Nitric oxide concentrations are normal and unrelated to activity level in chronic fatigue syndrome: a case-control study.
Meeus, Mira, VAN Eupen, Inge, Hondequin, Jasmien et al. · In vivo (Athens, Greece) · 2010
Quick Summary
This study examined whether a chemical messenger in the blood called nitric oxide (NO) is related to how active people are in ME/CFS. Researchers measured activity levels and blood NO in 30 ME/CFS patients and 29 healthy but inactive people over one week. While ME/CFS patients were indeed much less active than controls, the amount of NO in their blood was normal and had no connection to their activity levels.
Why It Matters
This study helps clarify the biological basis of reduced activity in ME/CFS by ruling out nitric oxide dysregulation as a mechanistic link. Understanding what does not cause ME/CFS symptoms is as important as identifying what does, as it focuses future research on more promising biological pathways and prevents investigators from pursuing dead-ends.
Observed Findings
CFS patients were significantly less active than sedentary controls (p=0.001)
Blood nitric oxide concentrations did not differ significantly between CFS patients and controls (p=0.464 and 0.569 at two timepoints)

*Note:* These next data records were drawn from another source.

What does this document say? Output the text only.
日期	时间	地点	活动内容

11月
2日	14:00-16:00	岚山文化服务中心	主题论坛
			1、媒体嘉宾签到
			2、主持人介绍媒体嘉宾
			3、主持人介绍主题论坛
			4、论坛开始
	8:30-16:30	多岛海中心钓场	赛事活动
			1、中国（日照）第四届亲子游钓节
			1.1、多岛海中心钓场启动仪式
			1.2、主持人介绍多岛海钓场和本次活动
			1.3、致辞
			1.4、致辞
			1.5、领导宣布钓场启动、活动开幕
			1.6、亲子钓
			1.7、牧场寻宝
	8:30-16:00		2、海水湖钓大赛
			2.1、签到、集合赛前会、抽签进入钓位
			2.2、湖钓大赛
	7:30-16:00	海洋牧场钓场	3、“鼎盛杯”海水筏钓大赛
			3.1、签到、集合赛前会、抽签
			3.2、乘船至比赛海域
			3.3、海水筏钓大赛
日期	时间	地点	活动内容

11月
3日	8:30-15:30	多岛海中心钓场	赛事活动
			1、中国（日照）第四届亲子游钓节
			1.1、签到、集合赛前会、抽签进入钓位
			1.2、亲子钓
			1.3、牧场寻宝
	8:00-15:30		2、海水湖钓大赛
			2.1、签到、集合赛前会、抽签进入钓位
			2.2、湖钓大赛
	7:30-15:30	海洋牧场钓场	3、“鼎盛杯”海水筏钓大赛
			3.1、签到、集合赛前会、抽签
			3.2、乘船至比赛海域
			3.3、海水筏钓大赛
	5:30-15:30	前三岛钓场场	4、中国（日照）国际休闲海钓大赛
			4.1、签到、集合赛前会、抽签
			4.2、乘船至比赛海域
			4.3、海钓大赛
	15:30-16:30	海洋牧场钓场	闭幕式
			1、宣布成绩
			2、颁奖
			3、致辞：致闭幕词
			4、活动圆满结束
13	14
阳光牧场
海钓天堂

No significant interaction between NO levels and activity levels was detected in CFS patients
No significant interaction between NO levels and activity levels was detected in controls
Nitric oxide concentrations were not predictive of activity level in either group
Inferred Conclusions
Blood nitric oxide levels are normal in CFS and cannot explain the reduced activity characteristic of the condition
The reduced activity in CFS is not dependent on or correlated with peripheral blood NO concentrations
Nitric oxide dysregulation is unlikely to be a primary mechanism linking activity and symptom severity in CFS
Remaining Questions
Why are CFS patients so much less active if not due to NO dysfunction, and what biological mechanisms do underlie this activity reduction?
Could tissue-specific or localized NO production defects exist that are not reflected in peripheral blood measurements?
What This Study Does Not Prove
This study does not prove that NO plays no role in ME/CFS pathology—only that NO levels are not abnormal and do not correlate with activity. It also does not explain the underlying cause of reduced activity in ME/CFS patients. The study measured peripheral blood NO only; local NO production in tissues or other forms of NO metabolism were not assessed.